Step-by-step visualization of K-Means

K-means clustering is a popular unsupervised learning algorithm that partitions a dataset into K distinct clusters. Visualizing the K-means process can help us understand how the algorithm works and how it converges to a solution.

Understanding the K-Means Algorithm

Before we delve into the visualization, let’s recap the key steps of the K-means algorithm:

1. Initialization: Randomly select K data points as initial centroids.
2. Assignment: Assign each data point to the nearest centroid based on Euclidean distance.  
3. Update: Calculate the new centroids as the mean of all data points assigned to each cluster.
4. Repeat: Iterate steps 2 and 3 until the centroids converge or a maximum number of iterations is reached.

Visualization Steps

To visualize the K-means process, we can plot the data points and the centroids at each iteration.

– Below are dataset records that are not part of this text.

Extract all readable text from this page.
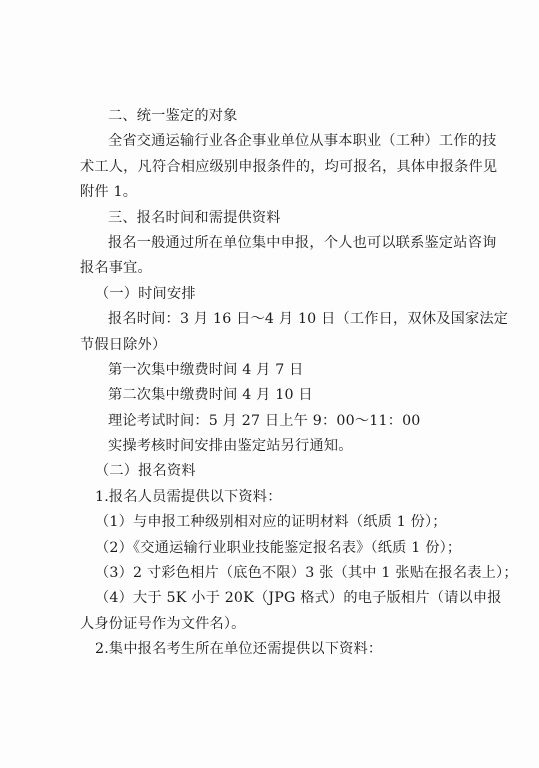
二、统一鉴定的对象
全省交通运输行业各企事业单位从事本职业（工种）工作的技
术工人，凡符合相应级别申报条件的，均可报名，具体申报条件见
附件 1。
三、报名时间和需提供资料
报名一般通过所在单位集中申报，个人也可以联系鉴定站咨询
报名事宜。
（一）时间安排
报名时间：3 月 16 日～4 月 10 日（工作日，双休及国家法定
节假日除外）
第一次集中缴费时间 4 月 7 日
第二次集中缴费时间 4 月 10 日
理论考试时间：5 月 27 日上午 9：00～11：00
实操考核时间安排由鉴定站另行通知。
（二）报名资料
1.报名人员需提供以下资料：
（1）与申报工种级别相对应的证明材料（纸质 1 份）；
（2）《交通运输行业职业技能鉴定报名表》（纸质 1 份）；
（3）2 寸彩色相片（底色不限）3 张（其中 1 张贴在报名表上）；
（4）大于 5K 小于 20K（JPG 格式）的电子版相片（请以申报
人身份证号作为文件名）。
2.集中报名考生所在单位还需提供以下资料：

This will help us observe how the centroids move and how the clusters are formed.

Step 1: Initialization

• Randomly select K data points as initial centroids.
• Plot the data points and the initial centroids on a scatter plot.

Step 2: Assignment

• Calculate the Euclidean distance between each data point and each centroid.
• Assign each data point to the nearest centroid.
• Color-code the data points based on their assigned clusters.

Step 3: Update

• Calculate the new centroids as the mean of all data points assigned to each cluster.
• Plot the updated centroids on the scatter plot.

Step 4: Repeat

• Repeat steps 2 and 3 until convergence or a maximum number of iterations is reached.
• At each iteration, update the plot to show the new cluster assignments and centroid positions.

Example Visualization

Consider a dataset of two-dimensional points:

Data points: (2, 3), (4, 5), (6, 7), (8, 9), (1, 2)
K = 2

1. Initialization: Randomly select two data points as initial centroids: (2, 3) and (8, 9).
2. Assignment:
   • (2, 3) is closer to (2, 3) than (8, 9), so it is assigned to cluster 1.
   • (4, 5) is closer to (2, 3) than (8, 9), so it is assigned to cluster 1.
   • (6, 7) is closer to (8, 9) than (2, 3), so it is assigned to cluster 2.
   • (8, 9) is closer to (8, 9) than (2, 3), so it is assigned to cluster 2.
   • (1, 2) is closer to (2, 3) than (8, 9), so it is assigned to cluster 1.
3. Update:
   • Centroid of cluster 1: (2 + 4 + 1) / 3 = 2.33, (3 + 5 + 2) / 3 = 3.33
   • Centroid of cluster 2: (6 + 8) / 2 = 7, (7 + 9) / 2 = 8
4. Repeat: Continue iterating steps 2 and 3, updating the plot at each iteration, until convergence or a maximum number of iterations is reached.

By visualizing the K-means process in this way, we can gain a better understanding of how the algorithm converges to a solution and how the clusters are formed.